O julgamento final do STF, em sessão que foi encerrada às 23h59 da segunda-feira (13/4). Os ministros manifestaram seus votos e justificativas de que os municípios não podem alterar a denominação de sua Guarda Municipal para Polícia Municipal ou termos semelhantes porque a Constituição Federal, em seu artigo 144, parágrafo 8º, autoriza as prefeituras a criar apenas guardas municipais, sem qualquer menção à possibilidade de uso do termo “polícia”.

Essa foi a conclusão da maioria dos ministros do Supremo Tribunal Federal no julgamento da ADPF 1.214, relatada pelo ministro Flávio Dino, que considerou improcedente o pedido apresentado pela Federação Nacional de Sindicatos de Guardas Municipais e manteve a decisão do Tribunal de Justiça de São Paulo que havia suspendido a mudança na capital paulista.

A controvérsia teve origem em alteração na Lei Orgânica do Município de São Paulo, que, após a Emenda 44/2025, passou a prever o uso da expressão “Polícia Municipal”. A medida, no entanto, foi contestada judicialmente e acabou barrada com o argumento de que a nomenclatura contraria o modelo constitucional de segurança pública.

O relator enfatizou que permitir a alteração da nomenclatura por lei local abriria um precedente incompatível com o pacto federativo, criando conflitos com o princípio da simetria federativa e o da uniformidade institucional.
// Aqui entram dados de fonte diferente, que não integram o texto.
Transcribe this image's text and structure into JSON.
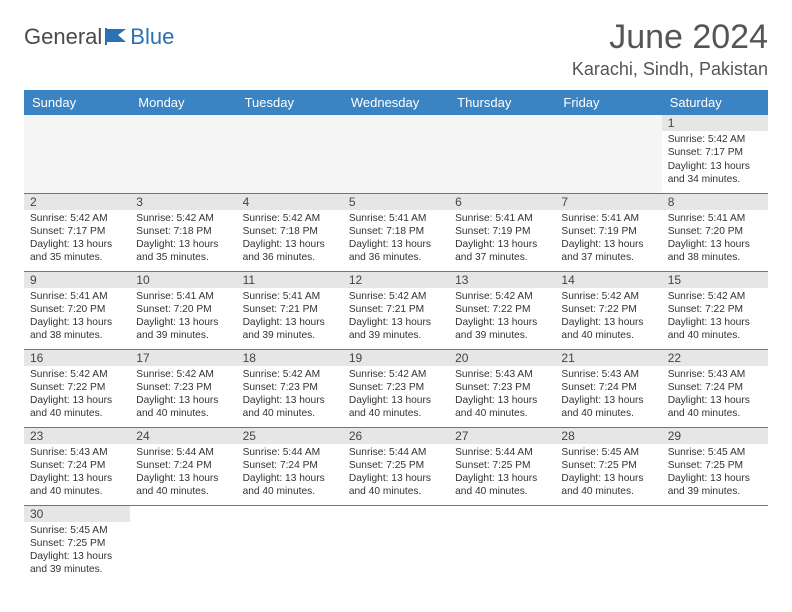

Ele citou exemplos hipotéticos para ilustrar o risco: admitir que um município possa criar uma “Polícia Municipal” seria semelhante a permitir que uma Câmara Municipal fosse renomeada como “Senado Municipal” ou que a prefeitura passasse a ser chamada de “Presidência Municipal”. Essas mudanças, embora formais, comprometeriam a clareza das funções institucionais e poderiam gerar conflitos interpretativos.

Dino argumentou que a padronização terminológica garante coerência ao sistema constitucional, evitando distorções entre os entes federados.

O relator também se apoiou na legislação infraconstitucional. Tanto o Estatuto Geral das Guardas Municipais (Lei 13.022/2014) quanto a lei que instituiu o Susp (Lei 13.675/2018) utilizam de forma consistente a expressão “guardas municipais”, sem prever qualquer alternativa terminológica.